EAST Japan Railway (JR East) and West Japan Railway (JR West) have confirmed an agreement to work together to operate series E7/W7 high-speed trains on the Hokuriku Shinkansen under automatic train operation (ATO).

The 345.5km Hokuriku Shinkansen high-speed line connects Tokyo with Kanazawa and is operated jointly by JR East and JR West. Under the agreement, both railways will develop ATO systems for the E7/W7 trains as well as infrastructure, with the aim of reducing the cost of automatic operation and enabling through operation using ATO.

Both companies are already actively working on automated mainline railway technology to enhance operational efficiency by addressing future human resources challenges arising from social issues such as Japan’s decreasing birth rate, ageing population, and changes in working practices.

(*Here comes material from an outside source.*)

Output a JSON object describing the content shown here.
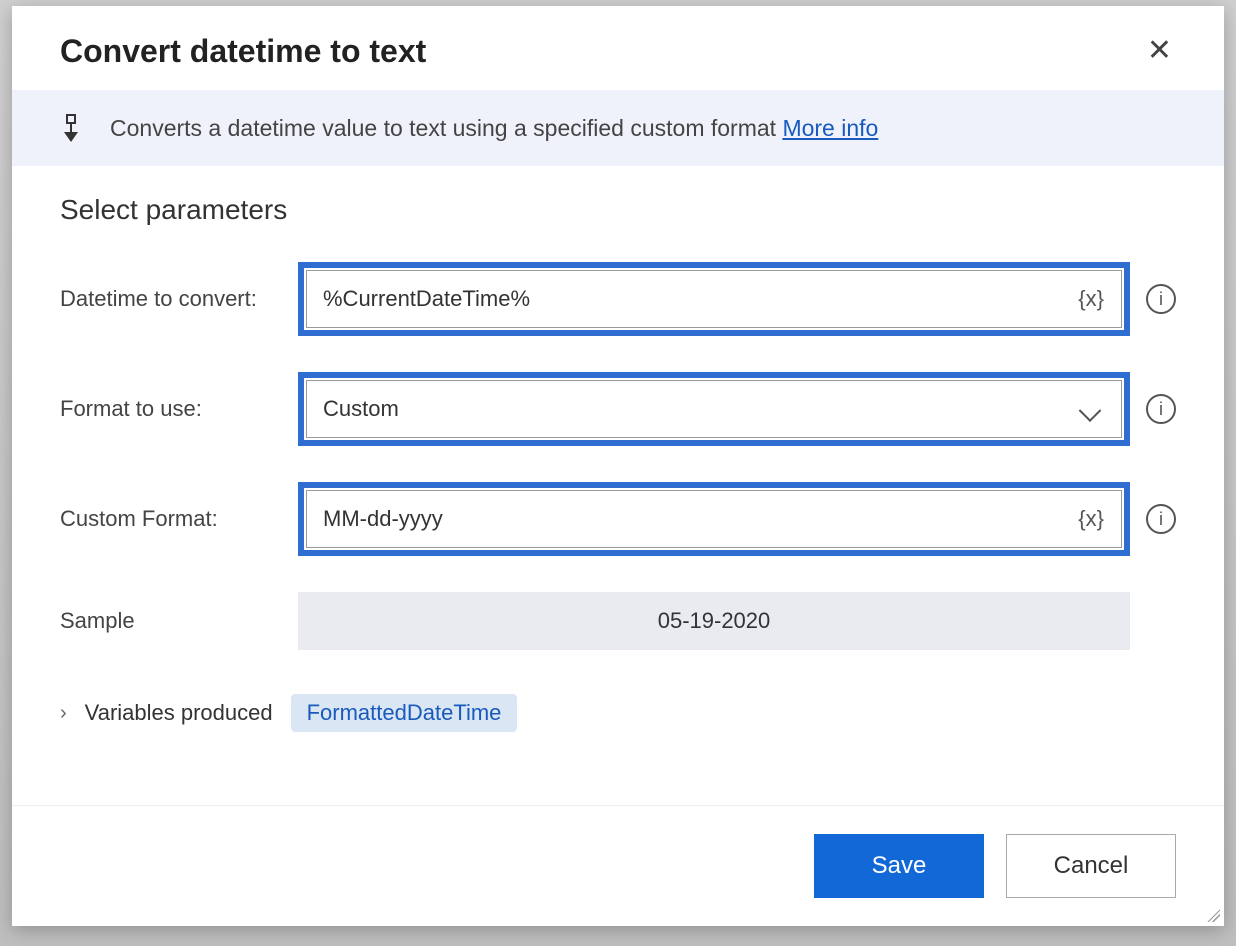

JR East’s Move Up 2027 strategy is targeting the development of driverless operation at Grade of Automation (GoA) 3 and 4. The railway successfully tested automatic operation of a non-revenue service train between Niigata station and the Niigata Shinkansen fleet maintenance depot on the Joetsu Shinkansen in 2021. It is now targeting the successful implementation of this technology on non-revenue service trains at GoA 4 - entirely driverless - by the end of the 2020s. It also plans to introduce GoA 3, where a driver is present purely in a supervisory capacity, on revenue service trains operating between Tokyo station and Niigata station by the mid-2030s.

Likewise, JR West has been conducting substantive tests with ATO at the Hokuriku Shinkansen’s rolling stock depot at Hakusan since 2022. Specifically, the tests have evaluated automated driving functions and are being used to identify the technical challenges of deploying a control system able to autonomously control speeds and stop a train at a specific location.